Founded in 1951, the highly competitive, global IBM PhD Fellowship Award program is intended to support exceptional PhD students whose research is aligned with IBM focus areas, including artificial intelligence, hybrid cloud technology, quantum computing, responsible and inclusive technology, and security. Award recipients are nominated by faculty members and selected based on their potential for academic and research excellence.

Taylor Olson

Olson is a PhD candidate in computer science advised by Ken Forbus, Walter P. Murphy Professor of Computer Science at the McCormick School of Engineering and director of the Qualitative Reasoning Group.

Olson’s research lies at the intersection of human-centered artificial intelligence, epistemology, and philosophy. He investigates normative theories, logical reasoning, and machine learning, and aims to create responsible and inclusive artificial intelligence systems with social and moral competence.

Taylor Olson“I am interested in examining what it would take to build an ethical machine,” Olson said. “By exploring this question and those that it brings up, we may also come to better understand ourselves as moral agents.”

Olson is currently working on a project to develop safer and more interpretable AI systems with moral guard rails.

“With all the hype around deep learning, some are attempting to create ethical AI systems by simply training on tons of ‘ethical’ data, but these models can be unreliable,” Olson said. “My project combines learning models with explicit moral rules and reasoning capabilities so the system aims to learn social norms from training data, but it can also reject those that are immoral. Philosophically analyzing this distinction between morality and convention is thus one of the most interesting and key aspects of this project.”

Olson acknowledged Forbus and his lab colleagues as well as Kyla Ebels-Duggan, professor of philosophy at Northwestern’s Weinberg College of Arts and Sciences, for their guidance and the many brainstorming sessions that helped shape his work.

“My research has allowed — really forced — me to explore and communicate things deep inside of myself,” Olson said. “To see that these have resonated with others makes this process feel communal and that means a great deal to me.”

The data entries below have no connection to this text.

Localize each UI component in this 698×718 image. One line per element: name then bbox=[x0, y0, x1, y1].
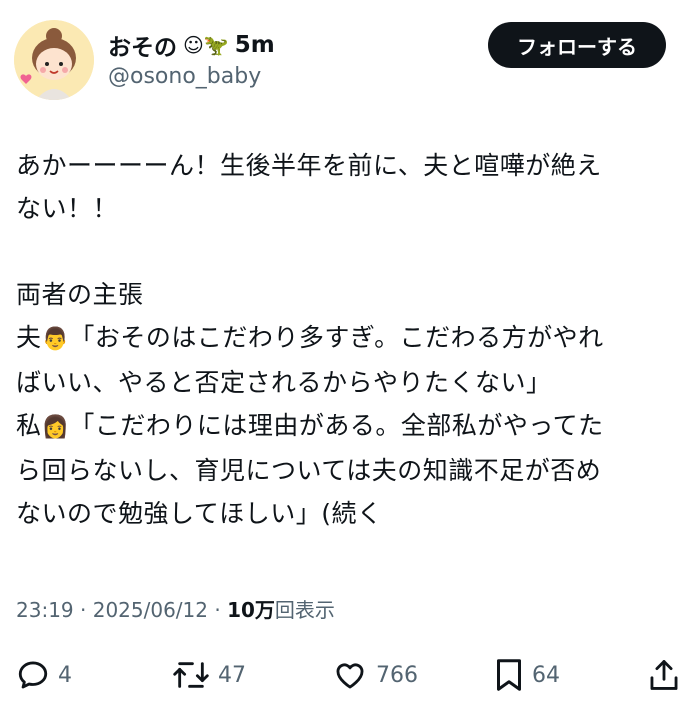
follow-button[interactable]: フォローする bbox=[488, 22, 666, 68]
retweet-count: 47 bbox=[218, 662, 246, 688]
tweet-line: ら回らないし、育児については夫の知識不足が否め bbox=[16, 456, 602, 485]
retweet-icon bbox=[172, 658, 210, 692]
reply-count: 4 bbox=[58, 662, 72, 688]
husband-quote: 「おそのはこだわり多すぎ。こだわる方がやれ bbox=[69, 323, 604, 352]
tweet-line: ない！！ bbox=[16, 194, 119, 223]
tweet-line: あかーーーーん！生後半年を前に、夫と喧嘩が絶え bbox=[16, 151, 602, 180]
tweet-card: おその ☺🦖 5m @osono_baby フォローする あかーーーーん！生後半… bbox=[0, 0, 698, 718]
man-emoji: 👨 bbox=[41, 327, 70, 352]
bookmark-icon bbox=[494, 657, 524, 693]
time-ago: 5m bbox=[234, 32, 275, 58]
speaker-husband: 夫 bbox=[16, 323, 42, 352]
tweet-blank-line bbox=[16, 230, 686, 273]
meta-separator: · bbox=[80, 598, 93, 622]
bookmark-button[interactable]: 64 bbox=[494, 652, 560, 698]
retweet-button[interactable]: 47 bbox=[172, 652, 246, 698]
wife-quote: 「こだわりには理由がある。全部私がやってた bbox=[69, 411, 604, 440]
meta-separator: · bbox=[214, 598, 228, 622]
avatar[interactable] bbox=[14, 20, 94, 100]
like-count: 766 bbox=[376, 662, 418, 688]
views-label: 回表示 bbox=[274, 598, 335, 622]
share-button[interactable] bbox=[648, 652, 680, 698]
views-count: 10万 bbox=[227, 598, 275, 622]
action-bar: 4 47 766 64 bbox=[0, 652, 698, 698]
name-emojis: ☺🦖 bbox=[183, 33, 229, 57]
user-handle[interactable]: @osono_baby bbox=[108, 64, 261, 89]
share-icon bbox=[648, 658, 680, 692]
speaker-wife: 私 bbox=[16, 411, 42, 440]
reply-button[interactable]: 4 bbox=[16, 652, 72, 698]
display-name[interactable]: おその bbox=[108, 28, 177, 62]
like-button[interactable]: 766 bbox=[332, 652, 418, 698]
tweet-line: 両者の主張 bbox=[16, 280, 144, 309]
tweet-date[interactable]: 2025/06/12 bbox=[93, 598, 208, 622]
tweet-text: あかーーーーん！生後半年を前に、夫と喧嘩が絶え ない！！ 両者の主張 夫👨「おそ… bbox=[16, 144, 686, 535]
tweet-meta: 23:19 · 2025/06/12 · 10万回表示 bbox=[16, 594, 335, 623]
like-icon bbox=[332, 658, 368, 692]
tweet-line: ばいい、やると否定されるからやりたくない」 bbox=[16, 368, 552, 397]
woman-emoji: 👩 bbox=[41, 415, 70, 440]
tweet-line: ないので勉強してほしい」(続く bbox=[16, 499, 383, 528]
bookmark-count: 64 bbox=[532, 662, 560, 688]
avatar-illustration bbox=[14, 20, 94, 100]
tweet-line: 私👩「こだわりには理由がある。全部私がやってた bbox=[16, 404, 686, 449]
tweet-line: 夫👨「おそのはこだわり多すぎ。こだわる方がやれ bbox=[16, 316, 686, 361]
user-name-row[interactable]: おその ☺🦖 5m bbox=[108, 28, 275, 62]
reply-icon bbox=[16, 658, 50, 692]
tweet-time[interactable]: 23:19 bbox=[16, 598, 74, 622]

Olson earned bachelor’s degrees in computer science and mathematics and a minor in philosophy from the University of Northern Iowa. While pursuing the mechanical engineering program at Kirkwood Community College, Olson was a starting all-region point guard with Kirkwood’s basketball team.

Lixu Wang

Wang is a PhD candidate in computer science and a visiting research scientist at General Motors in Detroit.

Lixu Wang“Receiving the IBM PhD Fellowship is a great recognition and encouragement for my previous research work,” Wang said. “It certainly also strengthens my determination to achieve the goals I have set for the future. I hope to become a faculty member after graduation and will try my best to be a contributor and an influencer in making AI truly and responsibly beneficial to the real world.”

Drawing from techniques in federated learning, out-of-distribution generalization, continual learning, and secure multi-party computation, Wang is developing socially responsible large language and vision-language models.

He aims to develop secure and robust AI model training processes that both protect data privacy and defend against active attacks. He is also focused on ensuring that trained AI models are more responsible through approaches including strict access control of data or task distribution and intellectual property protection.

Wang is co-advised by assistant professor of computer science Xiao Wang and Qi Zhu, associate professor of electrical and computer engineering and (by courtesy) computer science at Northwestern Engineering. Wang earned a bachelor of engineering degree from Zhejiang University, advised by Wenyuan Xu.

“I really appreciate the professional and meticulous instruction from my advisors, Professor Qi Zhu and Professor Xiao Wang and I also want to thank my previous collaborators for their help and contributions,” Wang said.